Published in 2022, The Learning Gap Series One – Beyond Letters and Numbers: The COVID-19 Pandemic and Foundational Literacy and Numeracy in Indonesia developed descriptions of literacy and numeracy achievement levels, referencing, for the first time, both global proficiency frameworks and Indonesia’s curriculum and assessment standards. The data was collected in mid-2021, after 12 months of school closures, and covered more than 18,000 students in 19 districts across Grades 1-3.
Student results were benchmarked against descriptors of skills for the Global Proficiency Framework Minimum Proficiency Levels (MPLs), revealing that a significant proportion of Indonesian students in Grades 1-3 are below expected learning levels as defined by international standards. Concurrently, the study showed that grade level expectations as defined by the Indonesian curricula are higher than those of the international MPLs.
‘Through this study, we discovered, as we have in other low- and middle-income countries, that national curricula are set at levels that do not reflect student ability,’ explains Jeaniene Spink, Research Director for Education and Development at ACER.
‘We are losing children at the first hurdle, and when addressing learning recovery we need to start where students are at, so they have a realistic chance of catching up. But addressing gaps in learning cannot be achieved through a single point of intervention.

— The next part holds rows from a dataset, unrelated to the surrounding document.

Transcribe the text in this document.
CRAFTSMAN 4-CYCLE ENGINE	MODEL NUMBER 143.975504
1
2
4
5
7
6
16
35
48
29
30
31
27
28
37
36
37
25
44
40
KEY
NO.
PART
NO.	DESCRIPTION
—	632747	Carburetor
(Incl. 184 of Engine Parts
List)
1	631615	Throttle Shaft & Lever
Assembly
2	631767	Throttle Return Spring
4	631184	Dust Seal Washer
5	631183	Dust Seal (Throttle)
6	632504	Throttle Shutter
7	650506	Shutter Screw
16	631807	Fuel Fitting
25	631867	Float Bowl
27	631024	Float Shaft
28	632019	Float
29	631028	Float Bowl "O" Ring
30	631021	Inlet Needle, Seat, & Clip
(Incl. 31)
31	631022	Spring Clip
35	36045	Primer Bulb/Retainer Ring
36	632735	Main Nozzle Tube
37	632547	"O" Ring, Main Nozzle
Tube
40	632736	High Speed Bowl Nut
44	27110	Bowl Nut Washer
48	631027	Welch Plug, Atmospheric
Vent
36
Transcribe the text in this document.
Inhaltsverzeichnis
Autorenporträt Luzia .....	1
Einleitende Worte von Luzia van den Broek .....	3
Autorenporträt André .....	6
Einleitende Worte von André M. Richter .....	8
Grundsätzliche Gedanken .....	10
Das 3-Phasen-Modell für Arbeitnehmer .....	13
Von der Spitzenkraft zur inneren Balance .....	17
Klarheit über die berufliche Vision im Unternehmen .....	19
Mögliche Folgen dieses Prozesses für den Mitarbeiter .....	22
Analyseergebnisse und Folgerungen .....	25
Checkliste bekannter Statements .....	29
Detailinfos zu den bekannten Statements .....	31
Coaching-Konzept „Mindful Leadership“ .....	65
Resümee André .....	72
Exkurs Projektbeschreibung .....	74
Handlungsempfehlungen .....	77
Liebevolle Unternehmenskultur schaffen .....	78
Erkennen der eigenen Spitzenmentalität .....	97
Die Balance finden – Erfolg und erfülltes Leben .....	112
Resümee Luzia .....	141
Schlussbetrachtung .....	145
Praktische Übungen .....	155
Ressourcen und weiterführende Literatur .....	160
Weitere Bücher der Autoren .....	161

Rather, curricula, teaching, and assessment must be interlinked and supported so a full system transformation can occur.’
The study also provided a deeper understanding of student learning outcomes across population groups and revealed significant inequalities in student abilities. Students who attended pre-school consistently outperformed those who did not; students with a physical disability were significantly disadvantaged in their learning performance; students from underdeveloped areas had poor learning outcomes; and schools where teachers had access to a computer performed better, particularly in literacy.

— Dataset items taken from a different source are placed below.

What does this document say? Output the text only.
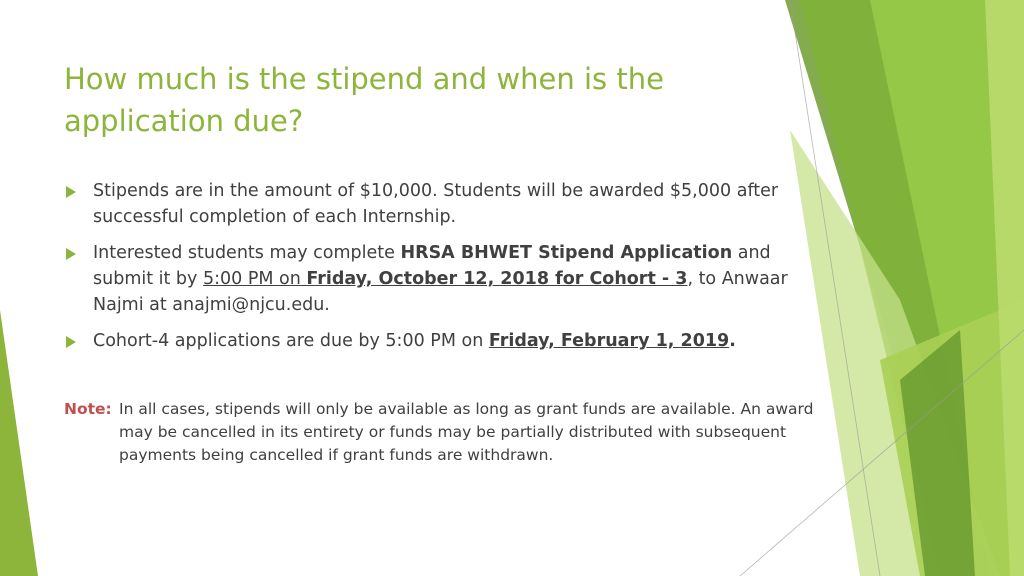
How much is the stipend and when is the application due?
Stipends are in the amount of $10,000. Students will be awarded $5,000 after successful completion of each Internship.
Interested students may complete HRSA BHWET Stipend Application and submit it by 5:00 PM on Friday, October 12, 2018 for Cohort - 3, to Anwaar Najmi at anajmi@njcu.edu.
Cohort-4 applications are due by 5:00 PM on Friday, February 1, 2019.
Note: In all cases, stipends will only be available as long as grant funds are available. An award may be cancelled in its entirety or funds may be partially distributed with subsequent payments being cancelled if grant funds are withdrawn.
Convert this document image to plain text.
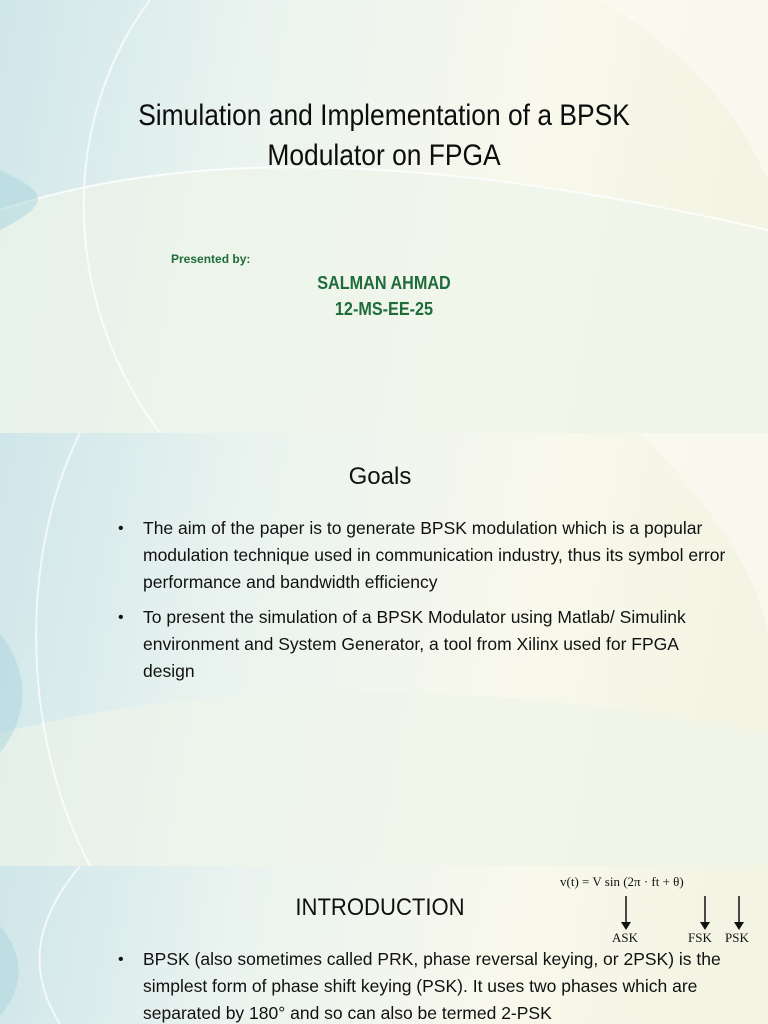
Simulation and Implementation of a BPSK
Modulator on FPGA
Presented by:
SALMAN AHMAD
12-MS-EE-25
Goals
• The aim of the paper is to generate BPSK modulation which is a popular modulation technique used in communication industry, thus its symbol error performance and bandwidth efficiency
• To present the simulation of a BPSK Modulator using Matlab/ Simulink environment and System Generator, a tool from Xilinx used for FPGA design
INTRODUCTION
v(t) = V sin (2π · ft + θ)
ASK	FSK PSK
• BPSK (also sometimes called PRK, phase reversal keying, or 2PSK) is the simplest form of phase shift keying (PSK). It uses two phases which are separated by 180° and so can also be termed 2-PSK
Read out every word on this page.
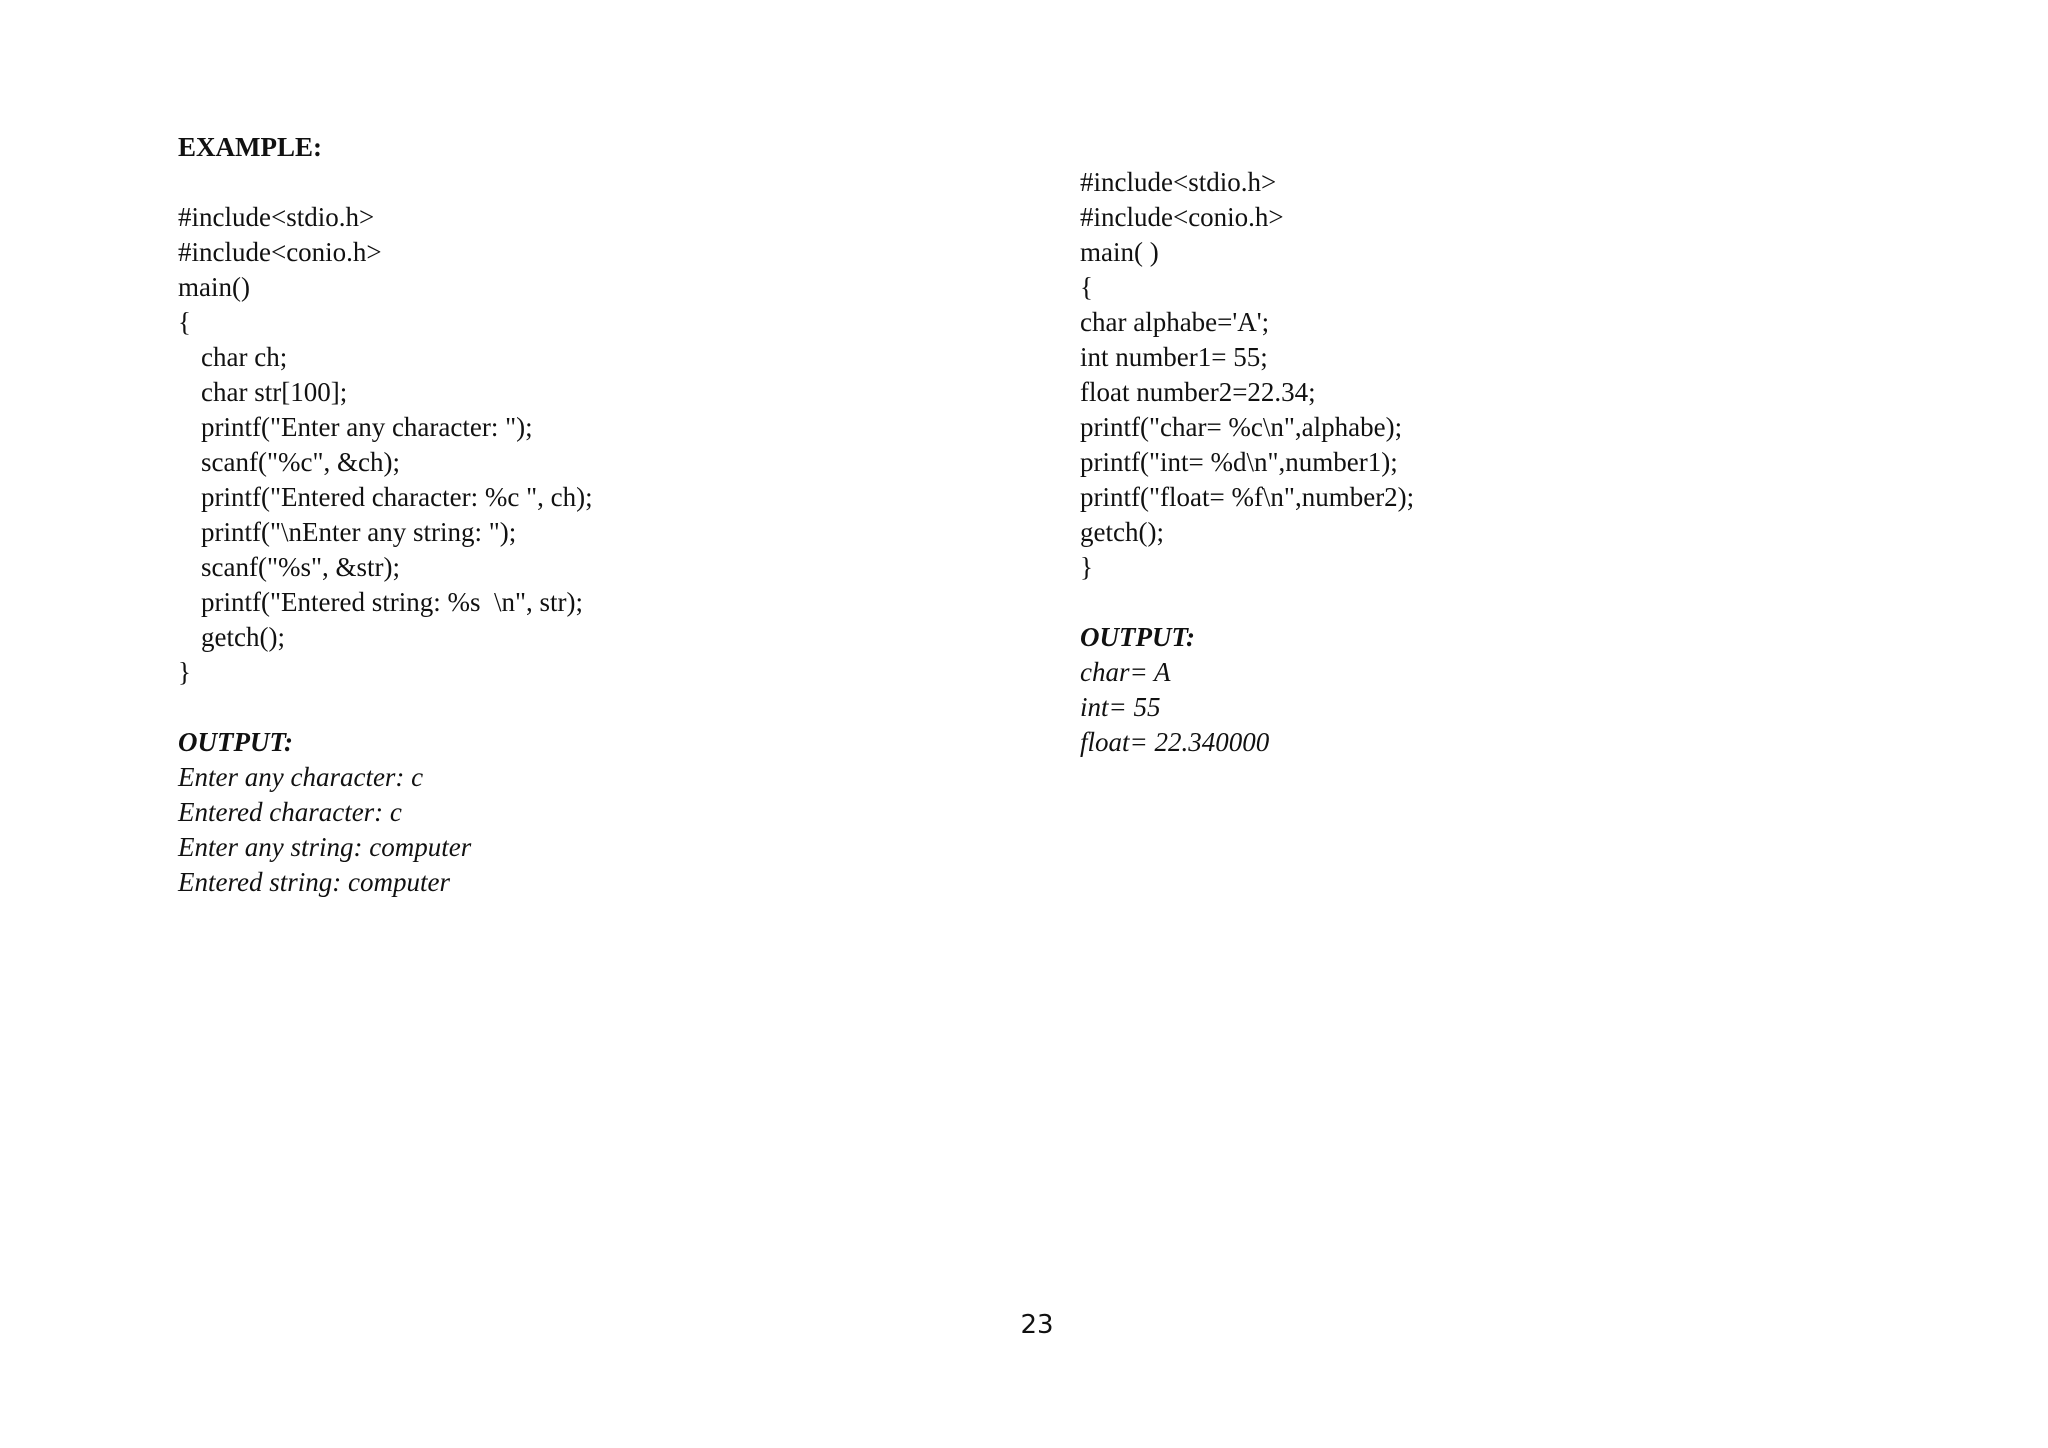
EXAMPLE:
#include<stdio.h>
#include<conio.h>
main()
{
char ch;
char str[100];
printf("Enter any character: ");
scanf("%c", &ch);
printf("Entered character: %c ", ch);
printf("\nEnter any string: ");
scanf("%s", &str);
printf("Entered string: %s  \n", str);
getch();
}
OUTPUT:
Enter any character: c
Entered character: c
Enter any string: computer
Entered string: computer
#include<stdio.h>
#include<conio.h>
main( )
{
char alphabe='A';
int number1= 55;
float number2=22.34;
printf("char= %c\n",alphabe);
printf("int= %d\n",number1);
printf("float= %f\n",number2);
getch();
}
OUTPUT:
char= A
int= 55
float= 22.340000
23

The COVID-19 pandemic is likely to have exacerbated these inequalities, and the study recommends that a more targeted system of support, investing in underserved areas, engaging with communities and families, and identifying the more marginalized students within schools to engage in innovative programs will significantly improve learning outcomes for all students.
‘Targeting teaching to the point of student ability requires a systematic approach that defines, measures and understands learning. SDG4 is achievable if we can find solutions that support system transformation, and understanding learning gaps based on international standards is the first step on that journey,’ notes Spink.